3. Political Culture. This is a very difficult concept in political science: Trying to define political culture has been described as being like ‘nailing a pudding to a wall’. However it is a concept which has lasting influence and appeal. It used to be referred to as ‘socialisation’ – the way that people were initiated into the way politics is done in their society. Phenomena like distrust of  ‘Kingmaker’ parties in NZ, caused by negative previous experience with them, can only be put down to something like political culture.

And as for which factor is most important: As you can see from the brief examples above, they all seem to be important – in different ways and at different times.

So now we know that NZ and Germany have a similar electoral system and which parties are represented in the German parliament compared to in NZ. What strikes us or is puzzling when we look at both parliaments from a comparative perspective?

1. There is no FDP-equivalent ‘Kingmaker Party’ in the New Zealand House of Representatives.

This is by far the most puzzling aspect of the NZ Parliament from a comparative perspective. As noted in a previous post, the FDP has successfully positioned itself as a centrist kingmaker party which has policies compatible with those of both major parties. As such, it has in the past formed coalitions with both SPD and CDU/CSU and been in government for longer than either of them, or any other party in the German Bundestag.

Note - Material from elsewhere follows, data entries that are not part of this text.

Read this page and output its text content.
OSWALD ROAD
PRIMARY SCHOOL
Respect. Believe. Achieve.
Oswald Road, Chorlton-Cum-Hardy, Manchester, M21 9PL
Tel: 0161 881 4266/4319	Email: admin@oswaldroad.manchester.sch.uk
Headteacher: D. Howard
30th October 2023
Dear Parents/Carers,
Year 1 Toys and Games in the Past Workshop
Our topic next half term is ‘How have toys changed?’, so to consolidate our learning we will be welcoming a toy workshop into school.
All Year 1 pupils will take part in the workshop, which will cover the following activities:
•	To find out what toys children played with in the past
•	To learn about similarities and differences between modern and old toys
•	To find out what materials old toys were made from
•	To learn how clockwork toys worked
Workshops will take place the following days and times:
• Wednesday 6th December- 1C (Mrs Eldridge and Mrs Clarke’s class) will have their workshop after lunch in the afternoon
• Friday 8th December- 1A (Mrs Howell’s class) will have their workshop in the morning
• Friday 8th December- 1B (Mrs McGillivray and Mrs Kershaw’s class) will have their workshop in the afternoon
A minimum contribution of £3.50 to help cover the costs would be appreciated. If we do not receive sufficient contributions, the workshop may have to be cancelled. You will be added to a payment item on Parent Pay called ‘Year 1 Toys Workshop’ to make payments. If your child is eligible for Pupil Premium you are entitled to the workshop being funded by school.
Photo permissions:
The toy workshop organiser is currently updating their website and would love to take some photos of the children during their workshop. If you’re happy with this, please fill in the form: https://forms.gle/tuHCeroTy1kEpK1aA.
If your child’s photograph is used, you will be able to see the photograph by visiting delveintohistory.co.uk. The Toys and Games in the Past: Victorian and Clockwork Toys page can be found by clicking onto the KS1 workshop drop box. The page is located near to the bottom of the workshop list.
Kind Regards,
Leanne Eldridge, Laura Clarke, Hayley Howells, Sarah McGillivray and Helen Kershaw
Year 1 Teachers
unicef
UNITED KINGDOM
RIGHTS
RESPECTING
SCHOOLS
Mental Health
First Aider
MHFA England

Why is there no such party in NZ? It looks, after all, to be a successful and appealing franchise. For answers, look to Winston Peters and NZ First. The first MMP election and its drawn-out coalition building phase had the public seeing a ‘Kingmaker’ as ‘holding the country to ransom’ or ‘the tail wagging the dog’, perhaps damning the concept of a centrist kingmaker party for some time.

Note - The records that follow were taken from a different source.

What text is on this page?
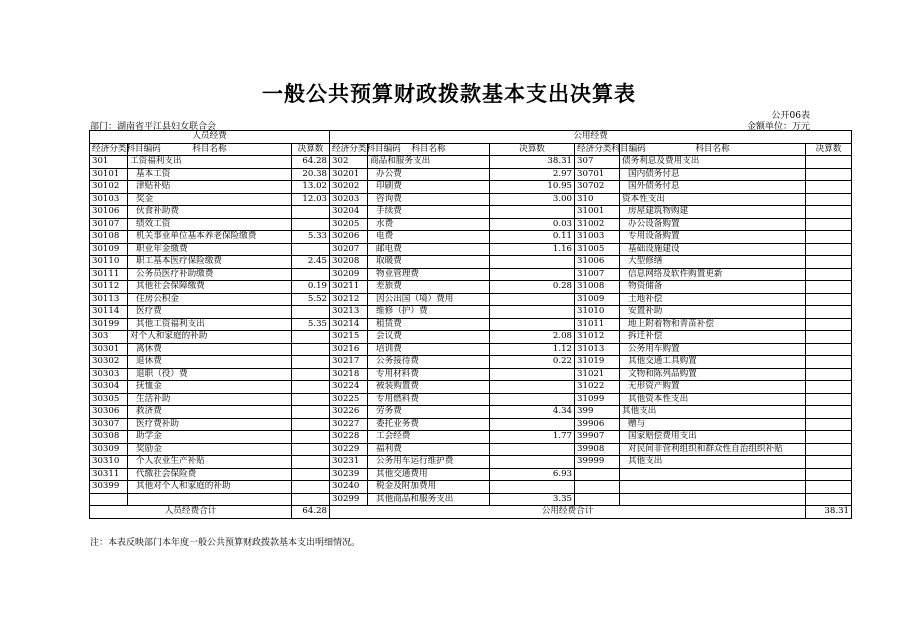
一般公共预算财政拨款基本支出决算表
公开06表
部门：湖南省平江县妇女联合会	金额单位：万元
人员经费			公用经费					
经济分类科目编码	科目名称	决算数	经济分类科目编码	科目名称	决算数	经济分类科目编码	科目名称	决算数
301	工资福利支出	64.28	302	商品和服务支出	38.31	307	债务利息及费用支出	
30101	基本工资	20.38	30201	办公费	2.97	30701	国内债务付息	
30102	津贴补贴	13.02	30202	印刷费	10.95	30702	国外债务付息	
30103	奖金	12.03	30203	咨询费	3.00	310	资本性支出	
30106	伙食补助费		30204	手续费		31001	房屋建筑物购建	
30107	绩效工资		30205	水费	0.03	31002	办公设备购置	
30108	机关事业单位基本养老保险缴费	5.33	30206	电费	0.11	31003	专用设备购置	
30109	职业年金缴费		30207	邮电费	1.16	31005	基础设施建设	
30110	职工基本医疗保险缴费	2.45	30208	取暖费		31006	大型修缮	
30111	公务员医疗补助缴费		30209	物业管理费		31007	信息网络及软件购置更新	
30112	其他社会保障缴费	0.19	30211	差旅费	0.28	31008	物资储备	
30113	住房公积金	5.52	30212	因公出国（境）费用		31009	土地补偿	
30114	医疗费		30213	维修（护）费		31010	安置补助	
30199	其他工资福利支出	5.35	30214	租赁费		31011	地上附着物和青苗补偿	
303	对个人和家庭的补助		30215	会议费	2.08	31012	拆迁补偿	
30301	离休费		30216	培训费	1.12	31013	公务用车购置	
30302	退休费		30217	公务接待费	0.22	31019	其他交通工具购置	
30303	退职（役）费		30218	专用材料费		31021	文物和陈列品购置	
30304	抚恤金		30224	被装购置费		31022	无形资产购置	
30305	生活补助		30225	专用燃料费		31099	其他资本性支出	
30306	救济费		30226	劳务费	4.34	399	其他支出	
30307	医疗费补助		30227	委托业务费		39906	赠与	
30308	助学金		30228	工会经费	1.77	39907	国家赔偿费用支出	
30309	奖励金		30229	福利费		39908	对民间非营利组织和群众性自治组织补贴	
30310	个人农业生产补贴		30231	公务用车运行维护费		39999	其他支出	
30311	代缴社会保险费		30239	其他交通费用	6.93			
30399	其他对个人和家庭的补助		30240	税金及附加费用				
			30299	其他商品和服务支出	3.35			
人员经费合计		64.28	公用经费合计					38.31
注：本表反映部门本年度一般公共预算财政拨款基本支出明细情况。
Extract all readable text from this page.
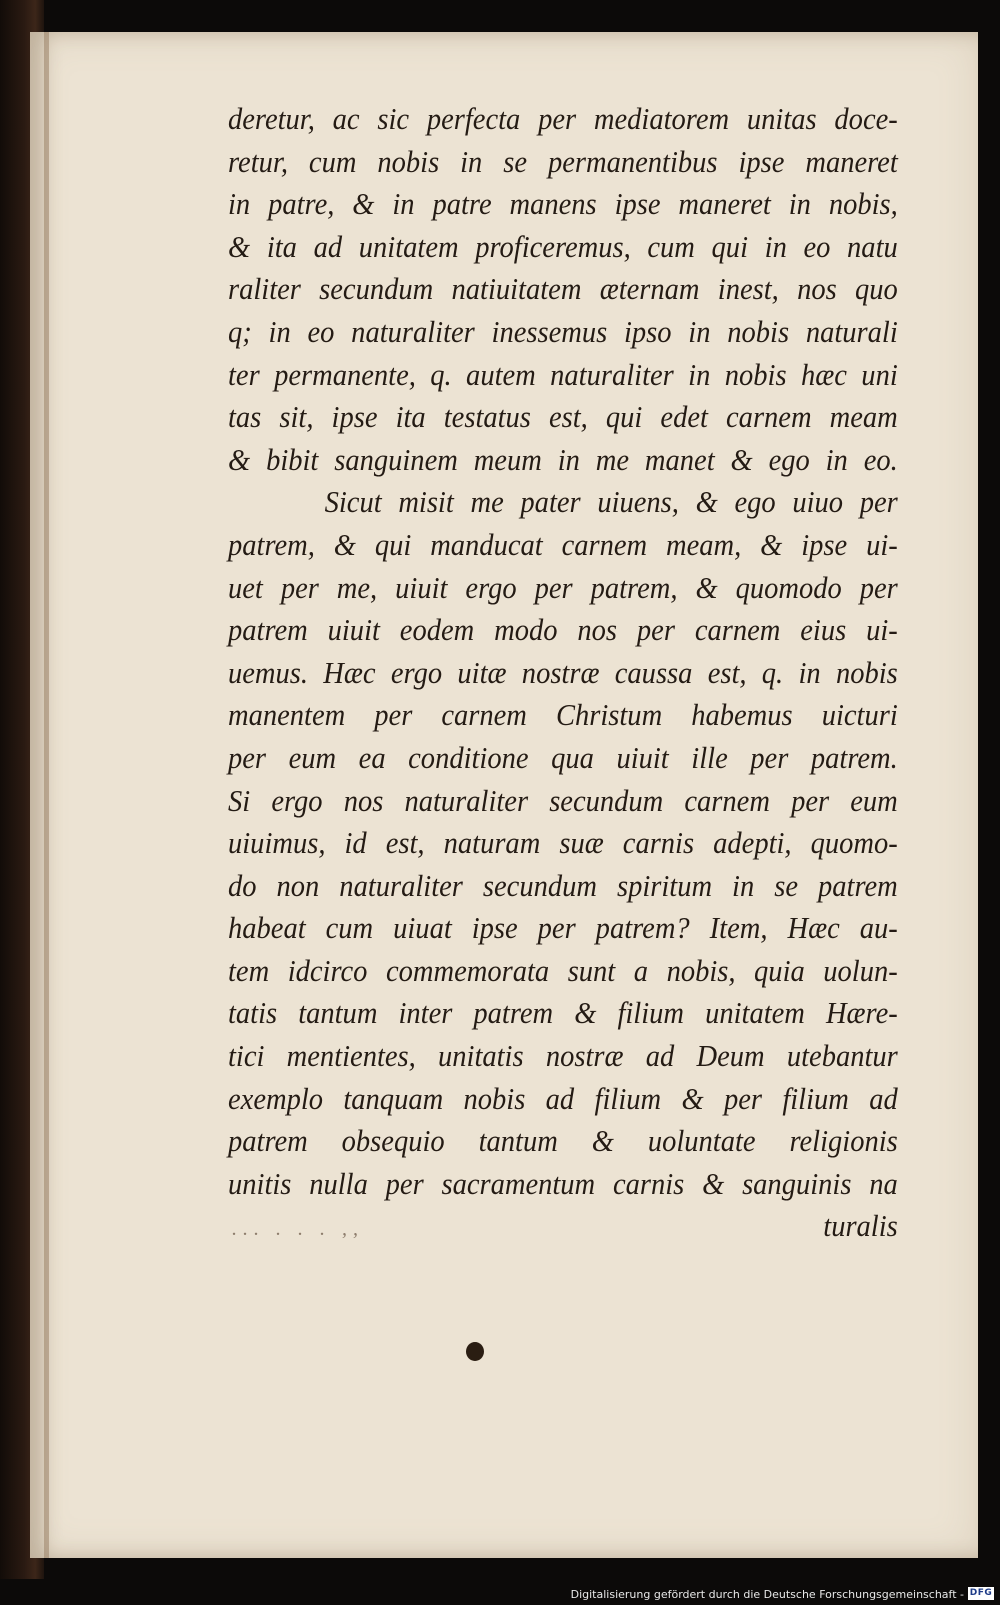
deretur, ac sic perfecta per mediatorem unitas doce-
retur, cum nobis in se permanentibus ipse maneret
in patre, & in patre manens ipse maneret in nobis,
& ita ad unitatem proficeremus, cum qui in eo natu
raliter secundum natiuitatem æternam inest, nos quo
q; in eo naturaliter inessemus ipso in nobis naturali
ter permanente, q. autem naturaliter in nobis hæc uni
tas sit, ipse ita testatus est, qui edet carnem meam
& bibit sanguinem meum in me manet & ego in eo.
Sicut misit me pater uiuens, & ego uiuo per
patrem, & qui manducat carnem meam, & ipse ui-
uet per me, uiuit ergo per patrem, & quomodo per
patrem uiuit eodem modo nos per carnem eius ui-
uemus. Hæc ergo uitæ nostræ caussa est, q. in nobis
manentem per carnem Christum habemus uicturi
per eum ea conditione qua uiuit ille per patrem.
Si ergo nos naturaliter secundum carnem per eum
uiuimus, id est, naturam suæ carnis adepti, quomo-
do non naturaliter secundum spiritum in se patrem
habeat cum uiuat ipse per patrem? Item, Hæc au-
tem idcirco commemorata sunt a nobis, quia uolun-
tatis tantum inter patrem & filium unitatem Hære-
tici mentientes, unitatis nostræ ad Deum utebantur
exemplo tanquam nobis ad filium & per filium ad
patrem obsequio tantum & uoluntate religionis
unitis nulla per sacramentum carnis & sanguinis na
turalis
... . . . ,,
Digitalisierung gefördert durch die Deutsche Forschungsgemeinschaft - DFG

2. New Zealand has no extreme Left Party.

The German Left Party can be seen as something of a historic relic; a leftover from Communist East Germany. However, it is now also represented in several West German state parliaments and therefore has a broader appeal than might otherwise be assumed.

But New Zealand politics have no equivalent, and there seems to be no call for an equivalent to the Left Party. To speculate on why: The lack of a strong organised labour movement; Lack of industry and therefore large concentrations of workers in single areas.

3. The NZ Maori Party.

Germany has no parties openly organised along racial lines; the only possible exception being those aligned with the neo-nazi movement. None of these is represented in the Bundestag, although unfortunately some are in state parliaments.

The Bundestag and some state parliaments (Landtage) do allow for special dispensation for minorities – they do not have to clear the five-percent-threshold but only win the proportion of votes equivalent to one seat. However, there are no seats reserved in the Bundestag or Landtagen for minorities.

4. NZ First/United Future/Progressive Parties.

The German electoral system has, like NZ’s, a five-percent-threshold which parties must clear to be represented in Parliament. However it does not have the direct mandate rule which gives parties their proportion of seats in the House if they directly win one electorate seat, even if this proportion is less than five percent.

This rules out parties such as those named above, whose popularity depend so much on one person, which do not clear the five percent threshold, and without a direct mandate in an electoral seat would not be represented in Parliament.